Hudson described the larva of this species as follows:

When full-grown it is about #inch long. moderately st and rather flattened. The head is brown highly polished; the second segment has a large dorsal and two small shining brown lateral plates; segments 3 and 4 each have two narrow oblique horny plates; the rest of the body is soft, bright pinkish-brown above, much paler beneath; there are three conspicuous warts on each segment except the last and two obscure warts below the lateral ridge; the last segment is dark yellowish-brown with numerous warts. The whole larva is clothed with a few scattered black bristles, which are more numerous at each extremity.
This species is much darker in appearance than its close relative I. restincta.

==Distribution==
This species is endemic to New Zealand and is found in the North Island and at the top of the South Island.

== Behaviour ==
Adults of this species are on the wing from September until February. This moth is a day flying moth and are attracted to light at night.
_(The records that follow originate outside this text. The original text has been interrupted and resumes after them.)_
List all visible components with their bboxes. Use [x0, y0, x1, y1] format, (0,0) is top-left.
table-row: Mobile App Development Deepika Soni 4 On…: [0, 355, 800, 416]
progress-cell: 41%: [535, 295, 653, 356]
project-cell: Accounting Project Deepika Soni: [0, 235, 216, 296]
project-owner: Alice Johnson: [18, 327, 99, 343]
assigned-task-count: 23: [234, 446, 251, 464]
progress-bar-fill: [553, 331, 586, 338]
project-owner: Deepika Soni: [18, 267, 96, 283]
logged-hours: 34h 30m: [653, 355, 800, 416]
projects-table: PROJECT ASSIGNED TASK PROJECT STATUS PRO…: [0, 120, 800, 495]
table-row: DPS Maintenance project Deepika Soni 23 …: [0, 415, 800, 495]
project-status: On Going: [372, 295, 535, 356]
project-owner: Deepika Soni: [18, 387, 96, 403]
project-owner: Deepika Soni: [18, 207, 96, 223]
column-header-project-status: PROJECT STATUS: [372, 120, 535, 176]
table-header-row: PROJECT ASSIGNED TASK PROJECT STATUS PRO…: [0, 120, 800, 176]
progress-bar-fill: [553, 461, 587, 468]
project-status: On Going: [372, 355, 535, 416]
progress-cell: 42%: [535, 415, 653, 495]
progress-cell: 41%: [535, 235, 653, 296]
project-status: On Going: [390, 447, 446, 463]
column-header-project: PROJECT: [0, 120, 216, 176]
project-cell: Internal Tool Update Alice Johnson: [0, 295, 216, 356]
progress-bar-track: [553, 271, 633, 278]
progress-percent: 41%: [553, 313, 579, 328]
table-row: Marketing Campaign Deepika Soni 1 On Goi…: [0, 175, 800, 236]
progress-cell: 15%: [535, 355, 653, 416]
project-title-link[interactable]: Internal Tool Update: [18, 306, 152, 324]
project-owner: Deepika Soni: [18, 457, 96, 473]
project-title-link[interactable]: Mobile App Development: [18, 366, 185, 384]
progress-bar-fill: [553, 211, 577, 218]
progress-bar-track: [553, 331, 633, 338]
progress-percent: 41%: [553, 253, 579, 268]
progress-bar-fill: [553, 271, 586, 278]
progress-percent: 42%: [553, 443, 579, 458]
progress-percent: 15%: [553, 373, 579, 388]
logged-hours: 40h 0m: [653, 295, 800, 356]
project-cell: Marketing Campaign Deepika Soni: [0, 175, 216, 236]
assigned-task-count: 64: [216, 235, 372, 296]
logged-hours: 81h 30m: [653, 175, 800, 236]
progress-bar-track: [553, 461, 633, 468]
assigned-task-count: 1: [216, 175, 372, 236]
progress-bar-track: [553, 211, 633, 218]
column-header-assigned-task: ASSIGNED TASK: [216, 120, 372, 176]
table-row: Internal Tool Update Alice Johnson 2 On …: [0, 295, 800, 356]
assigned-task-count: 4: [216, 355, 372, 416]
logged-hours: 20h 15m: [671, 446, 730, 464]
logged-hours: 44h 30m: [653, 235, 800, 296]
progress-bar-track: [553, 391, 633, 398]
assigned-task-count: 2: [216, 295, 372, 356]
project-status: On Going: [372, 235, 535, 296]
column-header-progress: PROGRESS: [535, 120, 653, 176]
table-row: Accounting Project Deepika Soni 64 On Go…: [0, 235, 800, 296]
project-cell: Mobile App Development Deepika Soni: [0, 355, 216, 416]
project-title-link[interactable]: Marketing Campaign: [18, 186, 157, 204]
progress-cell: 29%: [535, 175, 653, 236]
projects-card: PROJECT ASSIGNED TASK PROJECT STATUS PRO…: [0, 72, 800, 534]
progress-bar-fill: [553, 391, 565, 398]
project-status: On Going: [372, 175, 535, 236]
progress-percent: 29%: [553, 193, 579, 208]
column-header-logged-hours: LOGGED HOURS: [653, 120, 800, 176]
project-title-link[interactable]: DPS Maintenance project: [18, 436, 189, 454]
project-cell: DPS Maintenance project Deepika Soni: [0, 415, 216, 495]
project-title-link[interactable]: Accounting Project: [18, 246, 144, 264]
Hudson states that the adults of this species often bask in the sun on top of leaves. Meyrick collected this species at rest on a tree trunk.

== Habitat ==
This species inhabits native New Zealand forest particularly forest dominated by rimu and native beech trees.

==Life cycle==
Larvae live under the bark of trees. Pupation takes place in a cocoon constructed out of tough silk and covered with twigs and frass. The cocoon is normally placed in a crevice under the bark of a tree in which the larvae have been inhabiting.

==Host species==
The larvae are predatory, feeding on margarodid scale insects including Ultracoelostoma assimile, under the bark of trees such as Dacrydium cupressinum and beech.